Dopo meno di un minuto, dalla stalla, anche il Mazapegolo arrivò silenzioso e si fermò a una decina di metri dal bambino e dal cane. Belva si immobilizzò a fissarlo con le orecchie dritte, sconcertato e teso come le corde di un violino. Pietro, guardando la figurina scura, alzò il braccio all’indietro, portandolo al di là del bordo del pozzo, e il berretto vi si trovò sospeso sopra, con la mano che poteva lasciarlo cadere giù in ogni momento.

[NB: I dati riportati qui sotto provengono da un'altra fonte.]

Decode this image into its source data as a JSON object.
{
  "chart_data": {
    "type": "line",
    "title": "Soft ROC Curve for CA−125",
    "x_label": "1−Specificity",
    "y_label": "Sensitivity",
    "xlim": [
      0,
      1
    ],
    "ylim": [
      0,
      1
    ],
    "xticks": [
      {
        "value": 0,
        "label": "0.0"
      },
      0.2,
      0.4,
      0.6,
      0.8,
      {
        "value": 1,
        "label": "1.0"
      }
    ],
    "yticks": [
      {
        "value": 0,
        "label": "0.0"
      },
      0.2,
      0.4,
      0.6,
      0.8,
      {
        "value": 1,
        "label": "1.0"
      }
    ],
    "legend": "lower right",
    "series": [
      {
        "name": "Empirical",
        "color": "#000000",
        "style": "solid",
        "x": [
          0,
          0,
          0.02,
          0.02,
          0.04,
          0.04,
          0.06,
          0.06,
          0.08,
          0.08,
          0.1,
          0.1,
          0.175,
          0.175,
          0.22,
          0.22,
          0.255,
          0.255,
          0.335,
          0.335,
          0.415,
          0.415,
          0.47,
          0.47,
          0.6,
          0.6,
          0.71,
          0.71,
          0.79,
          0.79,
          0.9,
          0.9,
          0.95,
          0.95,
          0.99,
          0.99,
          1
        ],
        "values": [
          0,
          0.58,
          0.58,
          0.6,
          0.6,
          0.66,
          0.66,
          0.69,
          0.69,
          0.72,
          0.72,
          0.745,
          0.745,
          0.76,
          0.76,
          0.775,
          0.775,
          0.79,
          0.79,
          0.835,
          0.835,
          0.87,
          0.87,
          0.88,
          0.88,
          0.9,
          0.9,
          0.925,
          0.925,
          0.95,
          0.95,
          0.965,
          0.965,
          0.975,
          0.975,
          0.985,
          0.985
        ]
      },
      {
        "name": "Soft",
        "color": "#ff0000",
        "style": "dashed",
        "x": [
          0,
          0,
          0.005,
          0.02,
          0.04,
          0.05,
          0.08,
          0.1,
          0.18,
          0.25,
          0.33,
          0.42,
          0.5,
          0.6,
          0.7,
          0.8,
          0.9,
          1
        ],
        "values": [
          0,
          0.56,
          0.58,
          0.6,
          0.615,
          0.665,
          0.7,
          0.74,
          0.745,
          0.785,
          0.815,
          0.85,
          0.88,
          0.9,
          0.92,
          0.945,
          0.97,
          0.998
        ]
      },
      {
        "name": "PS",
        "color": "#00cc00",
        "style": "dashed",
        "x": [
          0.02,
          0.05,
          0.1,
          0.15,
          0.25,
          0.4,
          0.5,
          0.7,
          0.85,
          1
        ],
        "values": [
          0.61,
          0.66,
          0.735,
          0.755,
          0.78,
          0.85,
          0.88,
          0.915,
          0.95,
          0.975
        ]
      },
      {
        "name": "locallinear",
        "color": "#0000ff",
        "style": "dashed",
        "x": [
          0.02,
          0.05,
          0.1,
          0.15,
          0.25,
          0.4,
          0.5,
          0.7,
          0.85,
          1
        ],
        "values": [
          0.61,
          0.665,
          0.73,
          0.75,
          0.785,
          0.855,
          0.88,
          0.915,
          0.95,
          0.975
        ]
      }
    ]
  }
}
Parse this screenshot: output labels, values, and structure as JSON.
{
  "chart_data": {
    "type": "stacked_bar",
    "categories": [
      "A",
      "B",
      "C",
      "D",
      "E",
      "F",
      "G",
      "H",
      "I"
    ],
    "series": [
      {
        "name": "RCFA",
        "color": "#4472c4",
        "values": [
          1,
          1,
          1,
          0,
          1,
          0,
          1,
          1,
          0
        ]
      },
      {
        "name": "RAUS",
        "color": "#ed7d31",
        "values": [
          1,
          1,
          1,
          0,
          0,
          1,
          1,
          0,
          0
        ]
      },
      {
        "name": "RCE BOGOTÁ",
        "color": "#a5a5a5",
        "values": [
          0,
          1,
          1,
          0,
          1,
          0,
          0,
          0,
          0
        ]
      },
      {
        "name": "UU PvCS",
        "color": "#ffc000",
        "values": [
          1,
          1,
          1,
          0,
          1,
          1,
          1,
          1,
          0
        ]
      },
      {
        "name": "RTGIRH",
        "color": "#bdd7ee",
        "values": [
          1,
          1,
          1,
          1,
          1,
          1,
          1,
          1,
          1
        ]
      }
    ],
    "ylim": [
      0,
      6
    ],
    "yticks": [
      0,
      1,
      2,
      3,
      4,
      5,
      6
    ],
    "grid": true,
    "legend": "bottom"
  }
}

Il folletto, a passi rapidi e corti, si avvicinò al bambino ed emise un gemito che pareva un sospiro, o un’implorazione. Stettero ancora così a guardarsi. Poi Pietro, all’improvviso, finse di porgergli il berretto. Il Mazapegolo camminò verso di lui, e prima che si accorgesse di essere stato giocato Pietro gridò: “Vai Belva, attacca!”
Il cane partì di slancio. Ci furono un viluppo improvviso e violento, un groviglio vorticante e un luccicare di denti, poi Belva, ansimando, leccandosi e deglutendo, tornò accanto al bambino che lo accarezzò sulla testa, e nella luce bianca della luna si incamminarono insieme verso la casa addormentata.